Moreover, Dr Hunt noted that, while experts are consulted to give evidence to the committee, there are no predefined rules as to what NICE considers “an expert,” and proposed that it should use a simple but formal assessment tool to determine expertise, for example evidence of substantial clinical publications in the area being reviewed. Because of the length of time which the NICE appraisal process takes, Dr Hunt felt it would be better for the experts to be members of the Guideline Development Groups, but she also accepted the suggestion from Select Committee member Charlotte Atkins (Labour, Staffordshire Moorlands) that they could serve as professional advisers throughout the assessment process, in the way that such specialists are present to advise the Commons panel throughout its investigations.
NICE also needs to revise the criteria which it uses to gather its data and move away from only looking at randomised controlled trials, Dr Hunt went on. Currently, many large studies are being ignored, even though they are worthwhile – albeit imperfect – yet very small randomised trials are considered useful despite being significantly limited in terms of their statistical power. Moreover, there is a tendency to used mixed meta-analysis – lumping together a large number of studies which experts would argue were completely different – which can lead misleading conclusions, she warned.
Dr Hunt’s comments specifically referred to the recent draft guideline on prevention of pulmonary embolism in high-risk surgical patients, published in October 2006, but she added that similar problems have also been experienced with draft documents dealing in the areas of hypertension and hyperlipidaemia, which have needed dramatic revision at a late stage before final publication. More recently, concerns have been raised, for similar reasons, about the post-myocardial infarction guideline process, she told the MPs.

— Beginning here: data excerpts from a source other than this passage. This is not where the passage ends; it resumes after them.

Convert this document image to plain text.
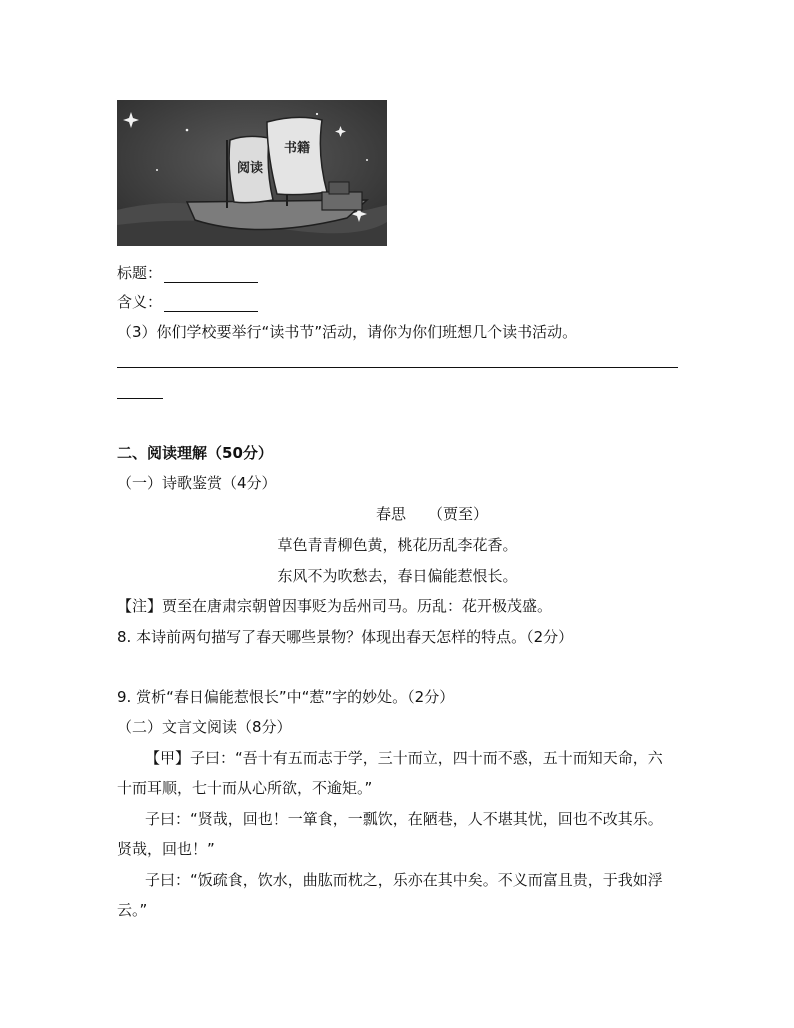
书籍
阅读
标题：
含义：
（3）你们学校要举行“读书节”活动，请你为你们班想几个读书活动。
二、阅读理解（50分）
（一）诗歌鉴赏（4分）
春思 （贾至）
草色青青柳色黄，桃花历乱李花香。
东风不为吹愁去，春日偏能惹恨长。
【注】贾至在唐肃宗朝曾因事贬为岳州司马。历乱：花开极茂盛。
8. 本诗前两句描写了春天哪些景物？体现出春天怎样的特点。（2分）
9. 赏析“春日偏能惹恨长”中“惹”字的妙处。（2分）
（二）文言文阅读（8分）
【甲】子曰：“吾十有五而志于学，三十而立，四十而不惑，五十而知天命，六
十而耳顺，七十而从心所欲，不逾矩。”
子曰：“贤哉，回也！一箪食，一瓢饮，在陋巷，人不堪其忧，回也不改其乐。
贤哉，回也！”
子曰：“饭疏食，饮水，曲肱而枕之，乐亦在其中矣。不义而富且贵，于我如浮
云。”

Roger Atkins, the British Orthopaedic Association’s (BOA) lead councillor for NICE, told the Committee that the orthopaedic community was not adequately consulted during production of NICE’s guidance on the prevention of venous thromboembolism (VTE) in patients undergoing surgery. The “very didactic” recommendations contained in the guideline, which was published in April, are not those recommended by orthopaedic VTE experts and they also differ from the “seminal” recommendations of the American Academy of Orthopaedic Surgeons, he said.
Prof Atkins was highly critical of the fact that none of the orthopaedic experts who have “a lifelong interest in the area” were invited to give advice on the guideline’s development, and also that the BOA’s lengthy commentary on the draft received no response and scant notice in the final version.
There appears to be no ready mechanism for NICE to review or vary its guidance, once it is published, in light of the clinicians’ very serious concerns, commented Prof Atkins. He also warned the panel that implementation of the VTE guidance will be expensive and “may well be associated with significant complications.”